13 free AI detectors tested, why they don’t work, and what to do instead

Reading Time: 9 minutes

(Image by Maria Korolov via Midjourney.)

In the battle against AI-generated spam, some people are turning to AI detectors to weed out AI-generated content.

Of the 13 detectors I tried, only two — Hive Moderation’s Text Detection and Eric Mitchell’s DetectGPT — were able to consistently identify both human and AI-generated text. Of course, since the detectors are free, the spammers can generate new variations on their text until they get something that passes.

Instead of trying to filter out AI-generated content, focus on publishing content that can’t be generated by a simple AI query. After all, if an AI can generate an article, then your readers can just go to the AI and get that same article from its source. And, once the AI is built into their search engines, they will do just that.

Similarly, if you’re an educator, don’t assign homework that can be answered by an AI. Do better.

I’m going to list the top free AI detectors, run a few AI-generated and human-generated stories through them, and see how they do. That’s just in case you’re not convinced, and think that AI detectors have some use.

Second, I’m going to explain what publications can do instead, to provide value beyond what the AI can provide.

AI detectors and human text

First, I sent pieces of a short story I wrote, myself, from scratch, through each of the AI detectors. Then I tried out several pieces of writing created by ChatGPT in the same style.
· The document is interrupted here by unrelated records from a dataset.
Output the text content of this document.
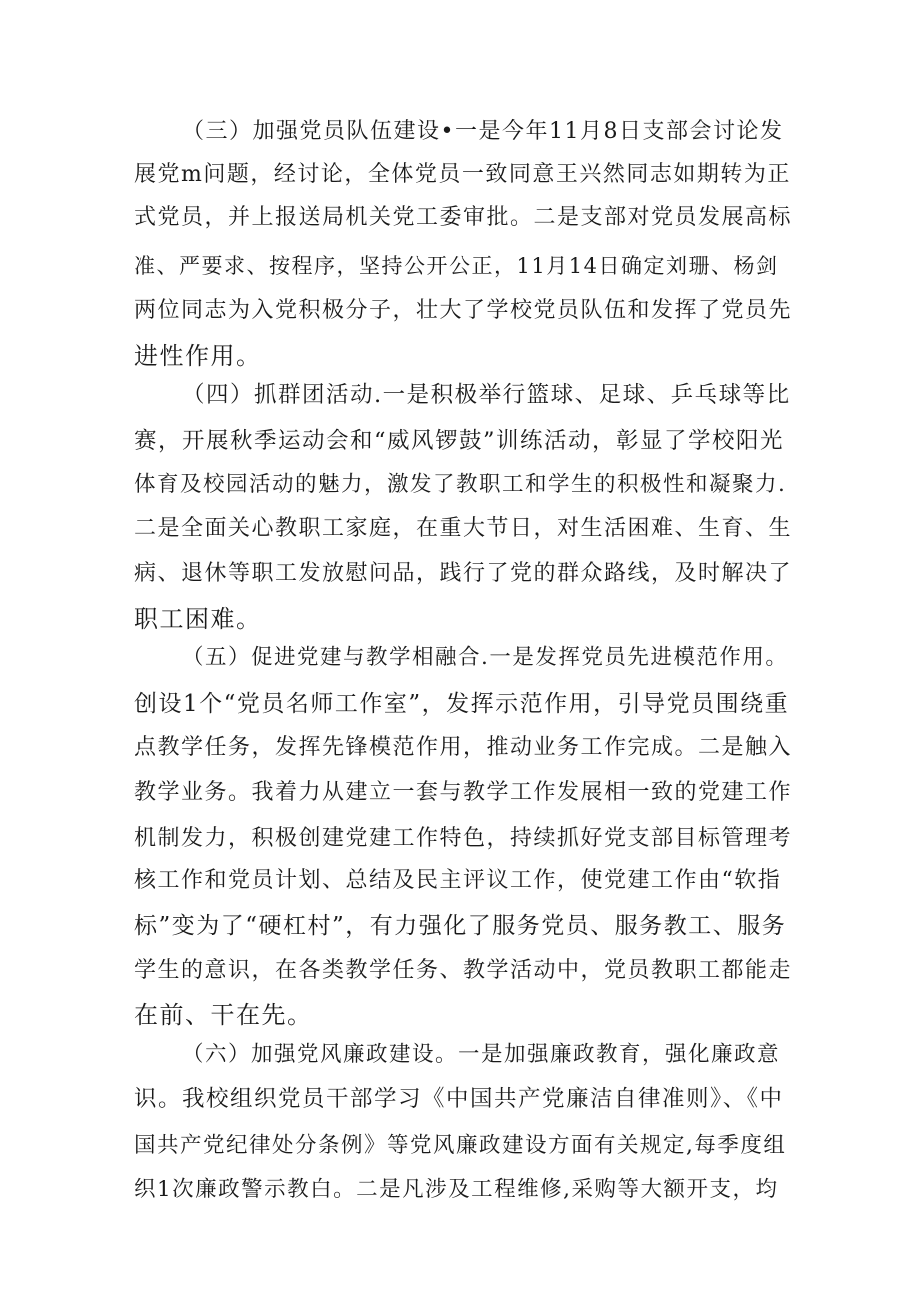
（三）加强党员队伍建设•一是今年11月8日支部会讨论发
展党m问题，经讨论，全体党员一致同意王兴然同志如期转为正
式党员，并上报送局机关党工委审批。二是支部对党员发展高标
准、严要求、按程序，坚持公开公正，11月14日确定刘珊、杨剑
两位同志为入党积极分子，壮大了学校党员队伍和发挥了党员先
进性作用。
（四）抓群团活动.一是积极举行篮球、足球、乒乓球等比
赛，开展秋季运动会和“威风锣鼓”训练活动，彰显了学校阳光
体育及校园活动的魅力，激发了教职工和学生的积极性和凝聚力.
二是全面关心教职工家庭，在重大节日，对生活困难、生育、生
病、退休等职工发放慰问品，践行了党的群众路线，及时解决了
职工困难。
（五）促进党建与教学相融合.一是发挥党员先进模范作用。
创设1个“党员名师工作室”，发挥示范作用，引导党员围绕重
点教学任务，发挥先锋模范作用，推动业务工作完成。二是触入
教学业务。我着力从建立一套与教学工作发展相一致的党建工作
机制发力，积极创建党建工作特色，持续抓好党支部目标管理考
核工作和党员计划、总结及民主评议工作，使党建工作由“软指
标”变为了“硬杠村”，有力强化了服务党员、服务教工、服务
学生的意识，在各类教学任务、教学活动中，党员教职工都能走
在前、干在先。
（六）加强党风廉政建设。一是加强廉政教育，强化廉政意
识。我校组织党员干部学习《中国共产党廉洁自律准则》、《中
国共产党纪律处分条例》等党风廉政建设方面有关规定,每季度组
织1次廉政警示教白。二是凡涉及工程维修,采购等大额开支，均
I used my story Gift of the Meatheads as the human example.

The results:

Content at Scale’s AI Detector: “highly likely to be human.”
Copyleaks’ AI Content Detector: “This is human text.”
Corrector’s AI Content Detector: “Fake: 0.02%”
Crossplag’s AI Content Detector: “mainly written by a human.”
Eric Mitchell’s DetectGPT: “unlikely to be from GPT-2.”
Giant Language Model Test Room: Mostly highlighted in green and yellow, which means AI-generated content.
GPTZero: “may include parts written by AI.”
Hive Moderation’s Text Detection: “not likely to contain AI generated text.”
Kazan AI GPT3 Detector: “Probably 98.56% real.”
OpenAI’s AI Text Classifier: “very unlikely AI-generated.”
Originality.AI: “97% original.”
Sapling’s AI Content Detector: “Fake: 82.8%”
Writer.com’s AI Content Detector: “100% human-generated content.”

So the results mostly lean towards human, but a couple of the apps said it was fake, and a couple said it was partially AI generated.

That’s in line with OpenAI’s own published results — they said that their checker gives 9% false positives.

AI detectors and ChatGPT text

I then fed the start of my story into ChatGPT, asked it to analyze the writing style and gave it some instructions for writing a new scene.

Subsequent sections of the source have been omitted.